Traditional cancer driver gene discovery has generally focussed on coding mutations, which can affect protein function and structure. Mutations in noncoding genes, which make up over 98% of the genome, have been much less widely studied. A recent study published in The Proceedings of the National Academy of Sciences (PNAS) found that these noncoding mutations may play a key role in the development of medulloblastoma, the most common malignant brain tumour in children, and could be specifically targeted using personalised medicine.

The unchanged part of the genome

To understand the key genes responsible for medulloblastoma development, researchers at Uppsala University in Sweden studied mutations in conserved portions of the genome, those which have not altered even following millions of years of evolutionary changes. The group’s hypothesis was that mutations in conserved genome positions are more likely to be important and functional than those in positions with low evolutionary conservation. “We focused on mutations at the best-preserved positions, as these are likely the most critical ones for gene regulation. This way we can sort out the most important mutations, which would otherwise not be possible, and then test their functionality”, stated Karin Forsberg-Nilsson, principal investigator of the group.

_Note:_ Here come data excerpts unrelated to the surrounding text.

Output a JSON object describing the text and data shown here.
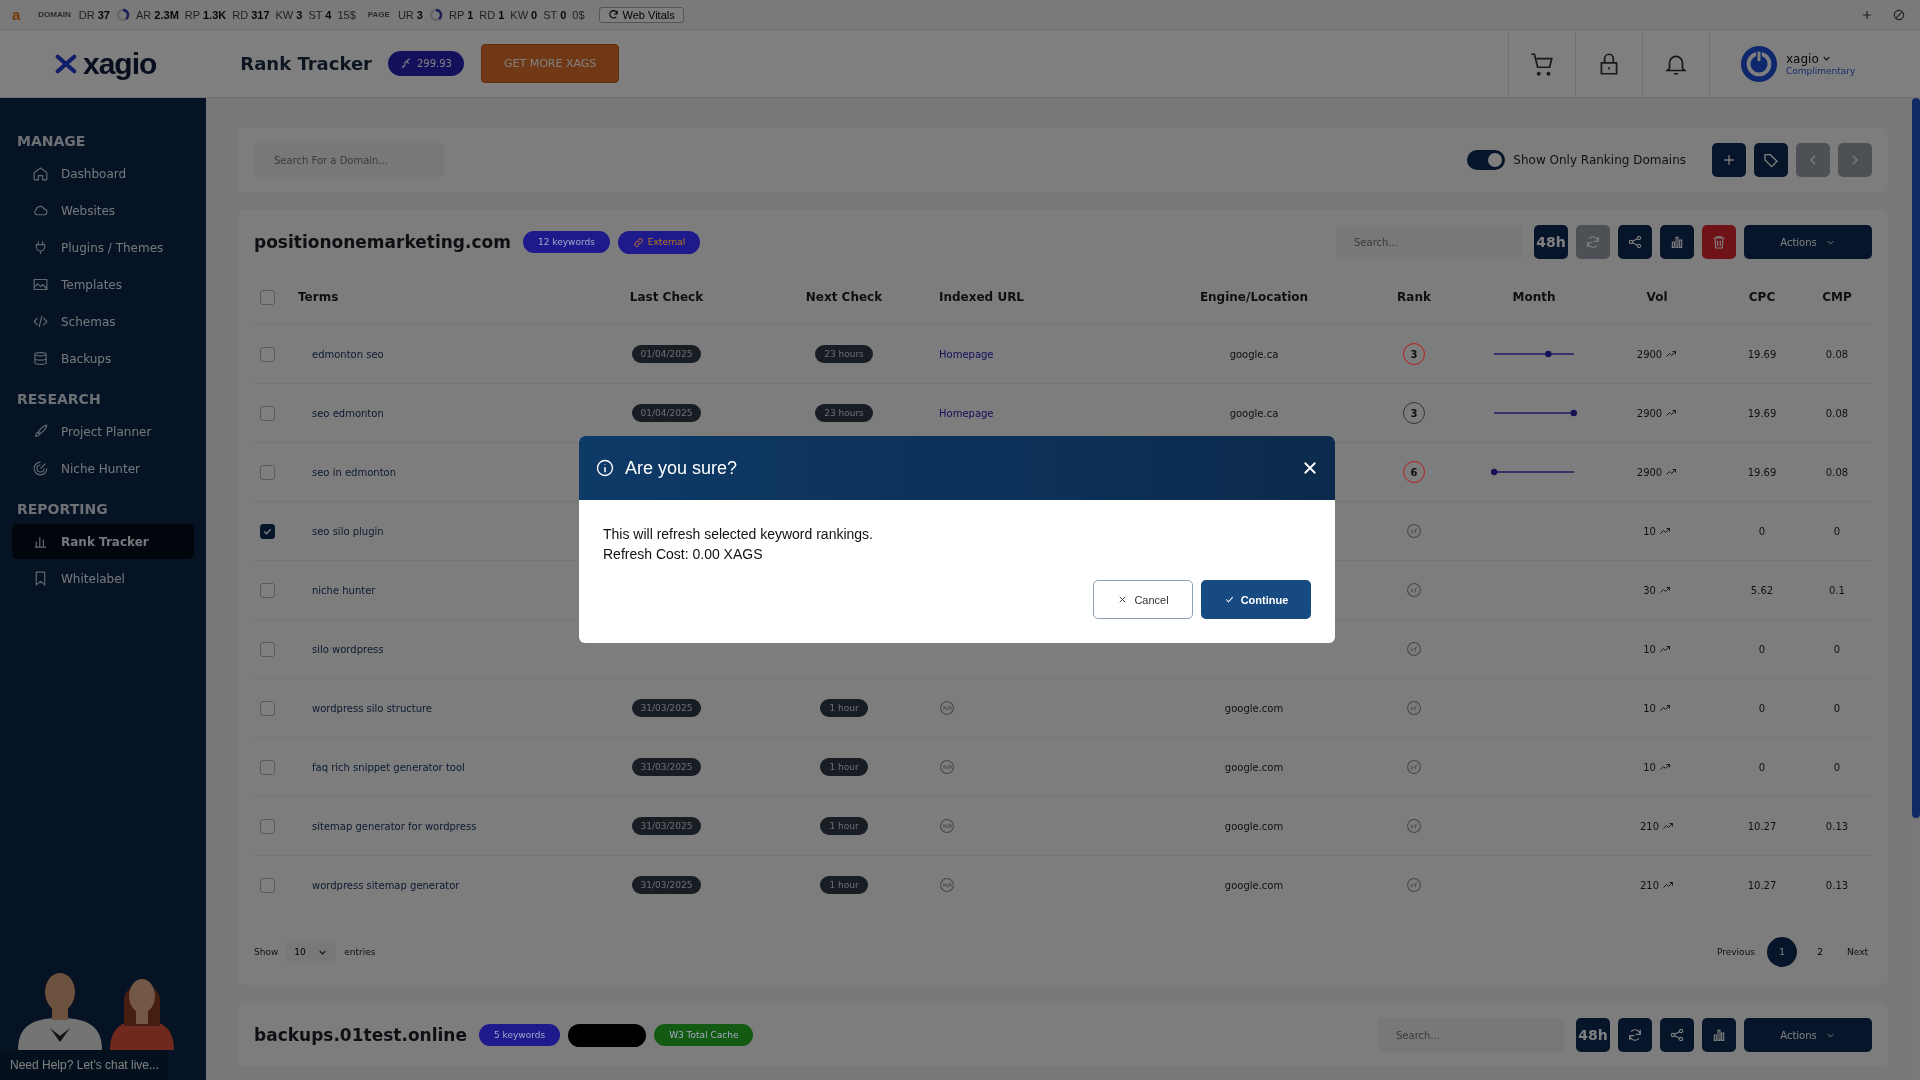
{
  "seo_toolbar": {
    "logo": "a",
    "groups": [
      {
        "label": "DOMAIN",
        "metrics": [
          {
            "name": "DR",
            "value": "37",
            "ring": true
          },
          {
            "name": "AR",
            "value": "2.3M",
            "ring": false
          },
          {
            "name": "RP",
            "value": "1.3K",
            "ring": false
          },
          {
            "name": "RD",
            "value": "317",
            "ring": false
          },
          {
            "name": "KW",
            "value": "3",
            "ring": false
          },
          {
            "name": "ST",
            "value": "4",
            "ring": false
          }
        ],
        "cost": "15$"
      },
      {
        "label": "PAGE",
        "metrics": [
          {
            "name": "UR",
            "value": "3",
            "ring": true
          },
          {
            "name": "RP",
            "value": "1",
            "ring": false
          },
          {
            "name": "RD",
            "value": "1",
            "ring": false
          },
          {
            "name": "KW",
            "value": "0",
            "ring": false
          },
          {
            "name": "ST",
            "value": "0",
            "ring": false
          }
        ],
        "cost": "0$"
      }
    ],
    "web_vitals": "Web Vitals"
  },
  "header": {
    "logo": "xagio",
    "title": "Rank Tracker",
    "balance": "299.93",
    "cta": "GET MORE XAGS",
    "user": {
      "name": "xagio",
      "plan": "Complimentary"
    }
  },
  "sidebar": {
    "sections": [
      {
        "title": "MANAGE",
        "items": [
          {
            "label": "Dashboard",
            "selected": false
          },
          {
            "label": "Websites",
            "selected": false
          },
          {
            "label": "Plugins / Themes",
            "selected": false
          },
          {
            "label": "Templates",
            "selected": false
          },
          {
            "label": "Schemas",
            "selected": false
          },
          {
            "label": "Backups",
            "selected": false
          }
        ]
      },
      {
        "title": "RESEARCH",
        "items": [
          {
            "label": "Project Planner",
            "selected": false
          },
          {
            "label": "Niche Hunter",
            "selected": false
          }
        ]
      },
      {
        "title": "REPORTING",
        "items": [
          {
            "label": "Rank Tracker",
            "selected": true
          },
          {
            "label": "Whitelabel",
            "selected": false
          }
        ]
      }
    ],
    "chat": {
      "label": "Need Help? Let's chat live..."
    }
  },
  "filters": {
    "search": {
      "placeholder": "Search For a Domain..."
    },
    "toggle": {
      "label": "Show Only Ranking Domains",
      "on": true
    },
    "buttons": [
      {
        "disabled": false
      },
      {
        "disabled": false
      },
      {
        "disabled": true
      },
      {
        "disabled": true
      }
    ]
  },
  "domains": [
    {
      "name": "positiononemarketing.com",
      "badges": [
        {
          "kind": "plain",
          "label": "12 keywords",
          "color": "#1e1a8c"
        },
        {
          "kind": "link",
          "label": "External",
          "color": "#1e1a8c"
        }
      ],
      "search": {
        "placeholder": "Search..."
      },
      "tools": [
        {
          "kind": "text",
          "label": "48h",
          "disabled": false
        },
        {
          "kind": "refresh",
          "disabled": true
        },
        {
          "kind": "share",
          "disabled": false
        },
        {
          "kind": "chart",
          "disabled": false
        },
        {
          "kind": "delete",
          "disabled": false
        }
      ],
      "actions": "Actions",
      "table": {
        "select_all": false,
        "columns": [
          "Terms",
          "Last Check",
          "Next Check",
          "Indexed URL",
          "Engine/Location",
          "Rank",
          "Month",
          "Vol",
          "CPC",
          "CMP"
        ],
        "rows": [
          {
            "checked": false,
            "term": "edmonton seo",
            "last_check": "01/04/2025",
            "next_check": "23 hours",
            "indexed_url": {
              "kind": "link",
              "text": "Homepage"
            },
            "engine": "google.ca",
            "rank": {
              "kind": "number",
              "value": "3",
              "color": "#b51d1d"
            },
            "month": {
              "level": 0.68
            },
            "vol": "2900",
            "cpc": "19.69",
            "cmp": "0.08"
          },
          {
            "checked": false,
            "term": "seo edmonton",
            "last_check": "01/04/2025",
            "next_check": "23 hours",
            "indexed_url": {
              "kind": "link",
              "text": "Homepage"
            },
            "engine": "google.ca",
            "rank": {
              "kind": "number",
              "value": "3",
              "color": "#333638"
            },
            "month": {
              "level": 1
            },
            "vol": "2900",
            "cpc": "19.69",
            "cmp": "0.08"
          },
          {
            "checked": false,
            "term": "seo in edmonton",
            "rank": {
              "kind": "number",
              "value": "6",
              "color": "#b51d1d"
            },
            "month": {
              "level": 0
            },
            "vol": "2900",
            "cpc": "19.69",
            "cmp": "0.08"
          },
          {
            "checked": true,
            "term": "seo silo plugin",
            "rank": {
              "kind": "none"
            },
            "vol": "10",
            "cpc": "0",
            "cmp": "0"
          },
          {
            "checked": false,
            "term": "niche hunter",
            "rank": {
              "kind": "none"
            },
            "vol": "30",
            "cpc": "5.62",
            "cmp": "0.1"
          },
          {
            "checked": false,
            "term": "silo wordpress",
            "rank": {
              "kind": "none"
            },
            "vol": "10",
            "cpc": "0",
            "cmp": "0"
          },
          {
            "checked": false,
            "term": "wordpress silo structure",
            "last_check": "31/03/2025",
            "next_check": "1 hour",
            "indexed_url": {
              "kind": "na"
            },
            "engine": "google.com",
            "rank": {
              "kind": "none"
            },
            "vol": "10",
            "cpc": "0",
            "cmp": "0"
          },
          {
            "checked": false,
            "term": "faq rich snippet generator tool",
            "last_check": "31/03/2025",
            "next_check": "1 hour",
            "indexed_url": {
              "kind": "na"
            },
            "engine": "google.com",
            "rank": {
              "kind": "none"
            },
            "vol": "10",
            "cpc": "0",
            "cmp": "0"
          },
          {
            "checked": false,
            "term": "sitemap generator for wordpress",
            "last_check": "31/03/2025",
            "next_check": "1 hour",
            "indexed_url": {
              "kind": "na"
            },
            "engine": "google.com",
            "rank": {
              "kind": "none"
            },
            "vol": "210",
            "cpc": "10.27",
            "cmp": "0.13"
          },
          {
            "checked": false,
            "term": "wordpress sitemap generator",
            "last_check": "31/03/2025",
            "next_check": "1 hour",
            "indexed_url": {
              "kind": "na"
            },
            "engine": "google.com",
            "rank": {
              "kind": "none"
            },
            "vol": "210",
            "cpc": "10.27",
            "cmp": "0.13"
          }
        ]
      },
      "footer": {
        "show": "Show",
        "page_size": "10",
        "entries": "entries",
        "previous": "Previous",
        "pages": [
          {
            "label": "1",
            "selected": true
          },
          {
            "label": "2",
            "selected": false
          }
        ],
        "next": "Next"
      }
    },
    {
      "name": "backups.01test.online",
      "badges": [
        {
          "kind": "plain",
          "label": "5 keywords",
          "color": "#1e1a8c"
        },
        {
          "kind": "redacted",
          "color": "#000000"
        },
        {
          "kind": "plain",
          "label": "W3 Total Cache",
          "color": "#135a13"
        }
      ],
      "search": {
        "placeholder": "Search..."
      },
      "tools": [
        {
          "kind": "text",
          "label": "48h",
          "disabled": false
        },
        {
          "kind": "refresh",
          "disabled": false
        },
        {
          "kind": "share",
          "disabled": false
        },
        {
          "kind": "chart",
          "disabled": false
        }
      ],
      "actions": "Actions"
    }
  ],
  "modal": {
    "title": "Are you sure?",
    "lines": [
      "This will refresh selected keyword rankings.",
      "Refresh Cost: 0.00 XAGS"
    ],
    "cancel": "Cancel",
    "confirm": "Continue"
  }
}
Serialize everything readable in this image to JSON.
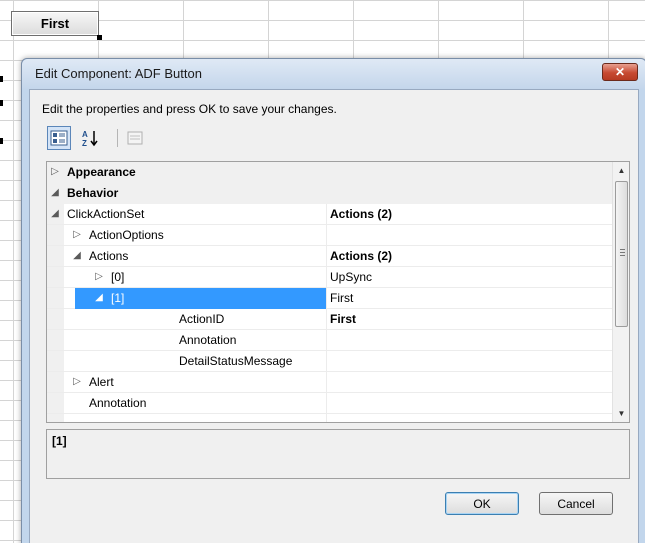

Groupings by mutation status

Using whole-genome sequencing, medulloblastoma samples were compared to samples of pilocytic astrocytoma, a benign type of brain tumour, to identify genes enriched in noncoding constraint mutations (NCCMs) that were likely to be regulatory in nature. Over 81% of paediatric medulloblastoma patients were found to have at least one NCCM, with 39% of patients having NCCMs in more than one locus. Several loci with NCCMs were found to be associated with age of onset, such as the HOXB cluster in young medulloblastoma patients, and the WASF-2/AHDC1/FGR locus in adult patients.

From this analysis, the researchers were able to identify four key molecular subgroups of medulloblastoma, of which the WNT subgroup, which carries germline APC mutations, had the best prognosis in all age groups. Other subgroups, such as the SHH subgroup, which has mutations in PTCH, SMO and SUFU from the SHH pathway, were found to have different levels of mutational burden in adults compared to children. The remaining two groups, named Groups 3 and 4, were associated with metastatic disease at diagnosis. Group 3, which only occurs in infants and children, is characterised by MYC amplification and had the worst clinical outcomes, with 5-year survival rates under 40%. Group 4, characterised by MYCN and CDK6 amplifications and intermediate outcomes, was found to be the most common subgroup, accounting for 35% of cases.

Targets for personalised medicine

Following the grouping of patients by their mutations, the team were also able to identify some specific NCCMs which could alter the responsiveness of medulloblastoma cells to treatments. One such example led to increased expression of the SRC kinase FGR, resulting in increased responsiveness of medulloblastoma cells to dasatinib, a SRC kinase inhibitor.

These newly identified putative candidate driver mutations may aid in patient stratification. This would enable the use of personalised medicine in medulloblastoma patients, with treatment choices made depending on which mutational subgroup they fall in to. As whole-genome sequencing is now offered to all children diagnosed with brain tumours in Sweden, the ability to choose a treatment course based on the patient’s specific mutations may significantly improve outcomes.